# Grounding fixtures



## Fethgtgh (Feb 1, 2013)

Hey guys and gals just a quick question regarding grounding of fixtures. I went to a job site and had to install light fixtures. During cutting in who ever did it grounded all the boxes and cut off all the grounds. I was told that I didn't need to ground out the fixture case to the box which seemed sketchy. Anyways I wrapped the ground under the ground screw just to be safe. Was just wondering if you did have to ground out fixtures. This is rhe first time I have seen grounds cut and it didn't seem right to just leave it. I am in alberta canada. 

Sent from my SM-N900W8 using electriciantalk.com mobile app


----------



## Dennis Alwon (May 9, 2009)

If the fixtures has a green wire attached that it must be connected to the equipment grounding conductor. You can take the ground off the screw and add 2 pigtails that will go back to the box and the other to the fixture


----------



## Fethgtgh (Feb 1, 2013)

I figured it must be connected. And yah I didn't have any scrap at the time but will just make jumpers from the box to hook my fixture grounds too. The worst part is that when I asked where the grounds were they looked at me like I was a moron and didn't was told why I would want to hook up one more wire when I didn't have to. 

Sent from my SM-N900W8 using electriciantalk.com mobile app


----------



## McClary’s Electrical (Feb 21, 2009)

You did the right thing.


----------



## daveEM (Nov 18, 2012)

Yes you have to attach the ground.

Rough-in someone cuts them off. Finish you are told you don't have to connect them.

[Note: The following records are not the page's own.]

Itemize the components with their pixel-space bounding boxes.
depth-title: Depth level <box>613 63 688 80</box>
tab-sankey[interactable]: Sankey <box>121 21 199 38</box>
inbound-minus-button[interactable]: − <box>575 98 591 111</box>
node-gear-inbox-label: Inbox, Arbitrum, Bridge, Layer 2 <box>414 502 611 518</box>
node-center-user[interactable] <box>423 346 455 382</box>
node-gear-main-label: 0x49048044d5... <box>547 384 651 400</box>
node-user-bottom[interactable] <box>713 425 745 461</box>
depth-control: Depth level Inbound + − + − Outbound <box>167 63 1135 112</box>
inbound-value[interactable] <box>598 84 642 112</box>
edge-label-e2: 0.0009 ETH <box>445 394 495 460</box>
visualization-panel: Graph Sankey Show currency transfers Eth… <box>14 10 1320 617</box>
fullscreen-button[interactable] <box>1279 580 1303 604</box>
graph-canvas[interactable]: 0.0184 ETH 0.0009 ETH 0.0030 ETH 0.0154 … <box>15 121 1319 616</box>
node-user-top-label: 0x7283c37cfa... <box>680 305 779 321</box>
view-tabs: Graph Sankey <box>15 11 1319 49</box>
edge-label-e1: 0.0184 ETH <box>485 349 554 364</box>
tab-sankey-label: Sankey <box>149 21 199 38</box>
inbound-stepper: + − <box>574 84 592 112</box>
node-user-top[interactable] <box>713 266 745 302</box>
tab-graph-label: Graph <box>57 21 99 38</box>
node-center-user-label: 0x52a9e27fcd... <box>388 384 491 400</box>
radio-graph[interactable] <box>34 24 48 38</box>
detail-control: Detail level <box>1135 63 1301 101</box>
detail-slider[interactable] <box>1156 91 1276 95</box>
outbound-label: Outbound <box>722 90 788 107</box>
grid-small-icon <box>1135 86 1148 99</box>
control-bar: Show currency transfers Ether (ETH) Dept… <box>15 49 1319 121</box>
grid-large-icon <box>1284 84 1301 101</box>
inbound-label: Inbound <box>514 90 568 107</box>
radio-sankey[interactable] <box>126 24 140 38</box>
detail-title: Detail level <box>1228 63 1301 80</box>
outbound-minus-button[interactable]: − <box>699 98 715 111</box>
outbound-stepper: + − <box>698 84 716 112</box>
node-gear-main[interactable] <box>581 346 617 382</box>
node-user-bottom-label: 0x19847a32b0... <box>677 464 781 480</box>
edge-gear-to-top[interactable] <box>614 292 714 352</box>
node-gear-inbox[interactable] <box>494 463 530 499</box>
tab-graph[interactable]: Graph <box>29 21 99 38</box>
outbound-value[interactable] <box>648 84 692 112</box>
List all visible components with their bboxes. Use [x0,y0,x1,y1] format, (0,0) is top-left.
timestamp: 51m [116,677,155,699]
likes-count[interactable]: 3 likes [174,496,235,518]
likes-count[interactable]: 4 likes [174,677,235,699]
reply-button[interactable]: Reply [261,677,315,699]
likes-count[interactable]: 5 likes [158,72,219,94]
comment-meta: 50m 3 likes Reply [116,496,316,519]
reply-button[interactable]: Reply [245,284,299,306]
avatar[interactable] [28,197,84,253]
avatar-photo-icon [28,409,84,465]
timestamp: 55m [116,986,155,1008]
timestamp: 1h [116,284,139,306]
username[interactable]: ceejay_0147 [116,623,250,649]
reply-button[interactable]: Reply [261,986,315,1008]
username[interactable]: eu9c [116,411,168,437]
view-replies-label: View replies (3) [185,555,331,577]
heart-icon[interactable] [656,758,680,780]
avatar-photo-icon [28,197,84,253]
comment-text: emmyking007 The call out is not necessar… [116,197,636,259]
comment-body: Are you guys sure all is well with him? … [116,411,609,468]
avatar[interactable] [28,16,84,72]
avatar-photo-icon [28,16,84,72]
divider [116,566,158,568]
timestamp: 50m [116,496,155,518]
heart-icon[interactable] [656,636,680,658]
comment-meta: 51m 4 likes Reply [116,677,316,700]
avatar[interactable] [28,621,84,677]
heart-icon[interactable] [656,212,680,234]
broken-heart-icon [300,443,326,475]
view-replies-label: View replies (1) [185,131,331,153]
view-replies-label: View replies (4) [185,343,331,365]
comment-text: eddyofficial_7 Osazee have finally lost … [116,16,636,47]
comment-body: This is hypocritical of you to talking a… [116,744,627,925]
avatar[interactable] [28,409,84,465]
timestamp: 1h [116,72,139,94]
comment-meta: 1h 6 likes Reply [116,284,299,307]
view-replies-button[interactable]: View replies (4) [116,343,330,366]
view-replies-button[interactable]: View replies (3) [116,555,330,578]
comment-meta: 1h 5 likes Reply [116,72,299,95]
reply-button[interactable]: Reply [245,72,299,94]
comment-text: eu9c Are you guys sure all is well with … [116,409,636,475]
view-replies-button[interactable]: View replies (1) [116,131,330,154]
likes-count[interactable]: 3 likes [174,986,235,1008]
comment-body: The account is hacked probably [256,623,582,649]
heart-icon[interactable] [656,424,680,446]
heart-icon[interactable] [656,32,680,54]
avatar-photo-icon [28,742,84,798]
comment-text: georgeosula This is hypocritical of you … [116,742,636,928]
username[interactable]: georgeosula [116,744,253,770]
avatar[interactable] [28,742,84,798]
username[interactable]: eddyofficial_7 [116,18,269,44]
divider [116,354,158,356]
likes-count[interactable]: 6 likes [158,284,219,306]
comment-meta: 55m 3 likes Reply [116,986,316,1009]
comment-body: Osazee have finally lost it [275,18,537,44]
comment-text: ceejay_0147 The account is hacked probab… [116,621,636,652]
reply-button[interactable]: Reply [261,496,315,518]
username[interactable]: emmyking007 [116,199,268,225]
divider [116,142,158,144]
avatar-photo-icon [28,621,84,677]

Doesn't sound like a good company to learn from.


----------



## RIVETER (Sep 26, 2009)

Fethgtgh said:


> Hey guys and gals just a quick question regarding grounding of fixtures. I went to a job site and had to install light fixtures. During cutting in who ever did it grounded all the boxes and cut off all the grounds. I was told that I didn't need to ground out the fixture case to the box which seemed sketchy. Anyways I wrapped the ground under the ground screw just to be safe. Was just wondering if you did have to ground out fixtures. This is rhe first time I have seen grounds cut and it didn't seem right to just leave it. I am in alberta canada.
> 
> Sent from my SM-N900W8 using electriciantalk.com mobile app


Not sure of the requirement in Canada but for a system to be safe the metallic portion of the fixture should maintain its GROUND even if it is not totally fastened in place such as mounting screws removed and fixture dangling in air by the wires.


----------



## Fethgtgh (Feb 1, 2013)

Yah that's the same here in Canada. It was just something I came across and wanted to post it on here to get some reassurance that I was right. Thanks guys for the feedback 

Sent from my SM-N900W8 using electriciantalk.com mobile app


----------



## DesignerMan (Jun 13, 2008)

As far as I'm concerned- if it has a ground wire it gets grounded. Period.


----------



## manchestersparky (Mar 25, 2007)

I catch electricians not using the supplied ground screw on fixture mounting bars all the time. Seems most electricians feel it is OK to cheat when it comes to luminaires.


----------



## Fethgtgh (Feb 1, 2013)

Oh I wasn't even talking about the ground screw on the mounting brackets I'm talking about the whole ground wire in general 

Sent from my SM-N900W8 using electriciantalk.com mobile app


----------